A. Censure du sujet : se « garder »

Quelques précisions préalables s’imposent à propos de ce « renoncement à s’exprimer » qui, de l’aveu de Ponge, fonde le « parti pris des choses » : « Je n’ai pas réussi à parler moi-même », voici ce dont Ponge prend acte, ce qui est très différent de « parler de moi-même ». On ne trouve à aucun momentchez Ponge, de désir d’aveux concernant sa vie privée et ses sentiments personnels :« Je sais qu’il y a des poètes qui parlent de leur femme (de grands poètes que j’aime), de leurs amours, de la patrie. Moi, ce qui me tient de cette façon au cœur, je ne peux guère en parler » déclarera-t-il en 1946 dans la « Tentative orale » (M, I, 659). Il n’est donc pas question de supposer chez Ponge la censure d’un désir de parler de soi. Ce qui est désigné ici comme « censure du sujet » n’a rien à voir avec cette absence totale d’attirance pour la confession. Ne pas se raconter, cela relève d’un choix personnel – proche de la pudeur – pleinement assumé et sur lequel Ponge ne reviendra jamais.
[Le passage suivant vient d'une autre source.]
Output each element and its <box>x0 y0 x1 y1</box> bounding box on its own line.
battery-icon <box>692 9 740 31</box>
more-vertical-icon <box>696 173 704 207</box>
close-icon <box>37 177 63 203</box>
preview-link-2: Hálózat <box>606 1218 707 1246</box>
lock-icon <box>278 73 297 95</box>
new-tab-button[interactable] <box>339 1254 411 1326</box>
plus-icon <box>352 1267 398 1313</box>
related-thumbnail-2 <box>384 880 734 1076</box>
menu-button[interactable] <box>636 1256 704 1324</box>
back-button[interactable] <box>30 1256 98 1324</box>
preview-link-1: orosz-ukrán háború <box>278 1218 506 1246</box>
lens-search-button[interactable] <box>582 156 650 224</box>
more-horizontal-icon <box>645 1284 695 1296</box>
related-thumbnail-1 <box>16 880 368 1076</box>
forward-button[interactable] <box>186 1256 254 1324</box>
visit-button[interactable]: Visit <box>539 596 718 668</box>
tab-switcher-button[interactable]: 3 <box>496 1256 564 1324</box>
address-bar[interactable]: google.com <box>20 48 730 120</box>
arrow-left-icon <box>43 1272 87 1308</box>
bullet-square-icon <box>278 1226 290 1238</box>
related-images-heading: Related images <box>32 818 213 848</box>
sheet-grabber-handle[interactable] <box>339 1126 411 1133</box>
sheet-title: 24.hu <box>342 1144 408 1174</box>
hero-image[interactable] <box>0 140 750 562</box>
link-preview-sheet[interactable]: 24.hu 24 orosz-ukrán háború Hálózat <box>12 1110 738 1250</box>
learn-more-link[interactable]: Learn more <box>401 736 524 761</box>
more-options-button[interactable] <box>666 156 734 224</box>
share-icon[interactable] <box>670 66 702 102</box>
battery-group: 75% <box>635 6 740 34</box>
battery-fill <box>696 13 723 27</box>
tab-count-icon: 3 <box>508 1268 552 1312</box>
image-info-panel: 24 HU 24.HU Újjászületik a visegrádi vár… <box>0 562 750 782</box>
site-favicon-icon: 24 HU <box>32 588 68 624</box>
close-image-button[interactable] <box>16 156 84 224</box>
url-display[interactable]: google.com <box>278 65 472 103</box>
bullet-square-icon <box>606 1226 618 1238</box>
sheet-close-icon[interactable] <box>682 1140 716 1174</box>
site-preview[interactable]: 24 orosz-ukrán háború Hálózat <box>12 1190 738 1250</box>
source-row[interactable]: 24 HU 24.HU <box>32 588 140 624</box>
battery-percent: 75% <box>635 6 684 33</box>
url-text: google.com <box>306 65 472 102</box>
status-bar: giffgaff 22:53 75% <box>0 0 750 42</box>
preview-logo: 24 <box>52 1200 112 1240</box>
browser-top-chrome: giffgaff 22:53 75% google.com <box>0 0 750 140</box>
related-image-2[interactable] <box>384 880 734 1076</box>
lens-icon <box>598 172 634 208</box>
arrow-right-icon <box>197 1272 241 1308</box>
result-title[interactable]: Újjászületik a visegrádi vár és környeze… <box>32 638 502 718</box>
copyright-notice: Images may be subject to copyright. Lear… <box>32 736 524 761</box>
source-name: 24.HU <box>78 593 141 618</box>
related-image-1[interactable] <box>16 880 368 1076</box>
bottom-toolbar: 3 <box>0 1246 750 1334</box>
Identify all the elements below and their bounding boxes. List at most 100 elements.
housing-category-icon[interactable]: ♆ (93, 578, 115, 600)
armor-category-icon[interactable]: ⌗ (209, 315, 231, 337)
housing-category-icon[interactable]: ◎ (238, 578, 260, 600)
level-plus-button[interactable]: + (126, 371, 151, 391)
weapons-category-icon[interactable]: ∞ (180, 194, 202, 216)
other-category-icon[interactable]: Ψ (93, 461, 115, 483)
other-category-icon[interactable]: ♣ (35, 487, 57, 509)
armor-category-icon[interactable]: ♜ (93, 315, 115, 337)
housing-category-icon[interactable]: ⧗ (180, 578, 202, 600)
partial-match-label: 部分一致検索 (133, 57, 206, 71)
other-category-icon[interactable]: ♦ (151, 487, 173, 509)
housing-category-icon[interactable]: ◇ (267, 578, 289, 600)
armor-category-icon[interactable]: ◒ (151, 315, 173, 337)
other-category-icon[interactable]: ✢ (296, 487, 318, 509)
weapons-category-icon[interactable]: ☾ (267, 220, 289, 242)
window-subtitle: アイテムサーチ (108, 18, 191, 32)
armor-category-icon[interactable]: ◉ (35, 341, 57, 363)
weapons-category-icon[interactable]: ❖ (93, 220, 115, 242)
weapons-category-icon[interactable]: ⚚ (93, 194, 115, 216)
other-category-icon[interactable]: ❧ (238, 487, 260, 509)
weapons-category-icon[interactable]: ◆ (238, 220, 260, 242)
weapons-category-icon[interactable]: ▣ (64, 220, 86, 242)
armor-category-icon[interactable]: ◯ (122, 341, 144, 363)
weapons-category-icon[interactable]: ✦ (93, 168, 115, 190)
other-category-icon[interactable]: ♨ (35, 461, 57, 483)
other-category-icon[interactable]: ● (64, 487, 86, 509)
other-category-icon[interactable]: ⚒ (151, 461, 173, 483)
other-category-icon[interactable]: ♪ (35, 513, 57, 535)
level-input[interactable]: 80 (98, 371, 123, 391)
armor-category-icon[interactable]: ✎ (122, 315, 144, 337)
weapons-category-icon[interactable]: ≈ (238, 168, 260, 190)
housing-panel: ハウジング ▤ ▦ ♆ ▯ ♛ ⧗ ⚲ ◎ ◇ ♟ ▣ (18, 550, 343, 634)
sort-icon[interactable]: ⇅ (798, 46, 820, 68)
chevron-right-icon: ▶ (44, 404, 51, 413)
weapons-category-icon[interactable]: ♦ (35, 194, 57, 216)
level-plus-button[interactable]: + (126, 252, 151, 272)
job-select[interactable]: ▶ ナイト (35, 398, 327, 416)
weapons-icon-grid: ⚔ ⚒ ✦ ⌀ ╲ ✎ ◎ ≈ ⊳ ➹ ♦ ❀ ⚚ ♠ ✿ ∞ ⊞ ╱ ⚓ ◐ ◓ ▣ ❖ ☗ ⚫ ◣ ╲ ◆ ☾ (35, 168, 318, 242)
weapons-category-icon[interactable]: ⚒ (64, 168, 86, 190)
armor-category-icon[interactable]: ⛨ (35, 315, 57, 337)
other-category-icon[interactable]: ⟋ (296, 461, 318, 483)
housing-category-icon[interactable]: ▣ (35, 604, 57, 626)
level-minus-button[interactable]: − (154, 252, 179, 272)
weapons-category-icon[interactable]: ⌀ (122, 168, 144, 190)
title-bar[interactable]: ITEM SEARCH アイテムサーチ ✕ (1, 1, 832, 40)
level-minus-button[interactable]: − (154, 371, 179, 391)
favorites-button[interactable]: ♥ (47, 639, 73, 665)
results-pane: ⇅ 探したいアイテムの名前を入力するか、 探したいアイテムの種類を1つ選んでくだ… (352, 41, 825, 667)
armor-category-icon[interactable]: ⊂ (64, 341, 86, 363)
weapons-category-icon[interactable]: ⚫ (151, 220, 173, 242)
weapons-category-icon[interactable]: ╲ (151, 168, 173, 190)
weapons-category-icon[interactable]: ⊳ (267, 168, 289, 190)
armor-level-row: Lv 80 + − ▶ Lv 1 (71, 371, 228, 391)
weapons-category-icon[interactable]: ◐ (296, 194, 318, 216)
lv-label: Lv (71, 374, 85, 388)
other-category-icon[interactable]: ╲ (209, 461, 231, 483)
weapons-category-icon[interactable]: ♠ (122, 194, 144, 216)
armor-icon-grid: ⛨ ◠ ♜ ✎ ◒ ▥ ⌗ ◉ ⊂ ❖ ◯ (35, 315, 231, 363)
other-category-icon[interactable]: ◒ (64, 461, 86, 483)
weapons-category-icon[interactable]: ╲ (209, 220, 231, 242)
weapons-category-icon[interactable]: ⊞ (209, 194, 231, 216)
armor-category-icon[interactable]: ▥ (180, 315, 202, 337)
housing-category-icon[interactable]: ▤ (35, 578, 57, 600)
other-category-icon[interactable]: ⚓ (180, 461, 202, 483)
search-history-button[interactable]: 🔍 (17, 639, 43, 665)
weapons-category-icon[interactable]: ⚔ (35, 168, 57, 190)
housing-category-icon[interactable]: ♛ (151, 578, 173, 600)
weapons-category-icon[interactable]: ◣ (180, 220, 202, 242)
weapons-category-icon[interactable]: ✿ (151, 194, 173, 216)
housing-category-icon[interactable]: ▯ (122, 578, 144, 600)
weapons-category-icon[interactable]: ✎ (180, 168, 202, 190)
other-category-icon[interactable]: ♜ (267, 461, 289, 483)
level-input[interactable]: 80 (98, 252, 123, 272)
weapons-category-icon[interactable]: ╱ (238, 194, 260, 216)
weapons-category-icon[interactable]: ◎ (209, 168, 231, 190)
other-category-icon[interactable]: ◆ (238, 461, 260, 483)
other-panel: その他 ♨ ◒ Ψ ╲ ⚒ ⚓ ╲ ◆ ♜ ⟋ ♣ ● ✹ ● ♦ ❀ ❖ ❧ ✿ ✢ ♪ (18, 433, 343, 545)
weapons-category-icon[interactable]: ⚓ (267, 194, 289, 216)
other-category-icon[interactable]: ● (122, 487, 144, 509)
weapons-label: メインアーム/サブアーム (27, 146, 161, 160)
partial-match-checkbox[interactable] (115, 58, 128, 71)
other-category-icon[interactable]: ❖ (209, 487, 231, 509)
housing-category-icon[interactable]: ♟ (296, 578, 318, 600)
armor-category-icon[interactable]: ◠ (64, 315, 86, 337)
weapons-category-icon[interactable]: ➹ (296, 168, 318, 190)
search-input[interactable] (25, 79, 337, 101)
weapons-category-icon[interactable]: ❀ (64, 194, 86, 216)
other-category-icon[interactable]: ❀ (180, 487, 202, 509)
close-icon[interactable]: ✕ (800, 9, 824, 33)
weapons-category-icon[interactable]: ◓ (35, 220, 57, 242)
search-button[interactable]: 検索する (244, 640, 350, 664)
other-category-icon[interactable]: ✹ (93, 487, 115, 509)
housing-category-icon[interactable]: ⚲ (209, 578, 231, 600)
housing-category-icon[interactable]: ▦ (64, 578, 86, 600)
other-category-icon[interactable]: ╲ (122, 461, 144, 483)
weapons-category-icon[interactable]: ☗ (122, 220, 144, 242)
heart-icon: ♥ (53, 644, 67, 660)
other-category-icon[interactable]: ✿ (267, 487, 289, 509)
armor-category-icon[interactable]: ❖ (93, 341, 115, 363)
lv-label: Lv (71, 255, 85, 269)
Il faut faire également la part, avant de parler de « censure du sujet » de ce qui revient à un choix esthétique opéré en toute conscience : le désir de se démarquer du lyrisme subjectiviste, celui de la poésie romantique mais aussi et surtout, en ces années trente, celui du surréalisme, dans lequel le désir d’individuation est très marqué.

Ce à quoi je voudrais m’attacher, sous le nom de « censure du sujet », c’est à la tentative d’évincer le sujet en mettant face à face les mots et le monde ; au choix de produire, à propos des objets, des textes comparables à des objets ; à cet acharnement à l’objectivité, qui tout à la fois s’affiche et se dément ; à cette position revendiquée et intenable du mutisme dans la parole. « Quelconque de ma part la parole me garde mieux que le silence », écrivait Ponge en 1925 (DPE, I, 3, je souligne). Cette affirmation fait figure d’avertissement liminaire, placée qu’elle est au seuil de l’œuvre de Ponge, dans le premier texte des Douze petits écrits (Excusez cette apparence de défaut…). Il y a chez l’auteur un souci originel de se garder. Ceci rejoint l’un des sens de la réserve qu’il recherche dans son expression : « elle est aussi », rappelle Gérard Farasse, « une manière de faire silence : rester sur la réserve, c’est retenir ses propos, différer une intervention, ne pas s’exposer »204. Il me faut me demander comment, dans ses premiers textes, le sujet Ponge en effet se « garde », et se protège.

En annonçant sa décision de prendre désormais le parti des choses, Ponge affirme une volonté délibérée de privilégier le monde extérieur aux dépens de l’intériorité. De celle-ci, il se détourne ostensiblement, comme coupant court à un drame sans issue : parlons d’autre chose, semble-t-il dire. Il se met entre parenthèses, à l’abri des dangers auxquels l’exposait le désir de s’exprimer. Il cherche toujours une parole qui le « garde », cependant il ne croit plus, comme en 1925, qu’elle puisse avoir ce pouvoir si elle est « quelconque ». Tant que la parole n’a pas été déclarée ouvertement au service d’une extériorité, elle le « garde » mal : il en a fait l’expérience. Si elle reste en prise directe sur son intériorité elle risque de faire vaciller le sentiment de son identité, car une telle parole est constamment menacée de perdre les deux qualités qui, aux yeux de Ponge, la rendent fondatrice d’identité : être parfaitement singulière et être parfaitement maîtrisée. Deux écueils la guettent en permanence : d’un côté la puissance d’aliénation de la langue commune, dans laquelle se perd la singularité aussitôt qu’elle tente de s’y engager ; de l’autre la puissance torrentueuse des affects, qui attire cette singularité vers le manque de tenue formelle, la prive de la « consistance » tant désirée. Dans les deux cas, le je s’éprouve douloureusement comme un autre.

Notes
204.

G. Farasse, L’âne musicien, Sur Francis Ponge, op. cit. p. 59.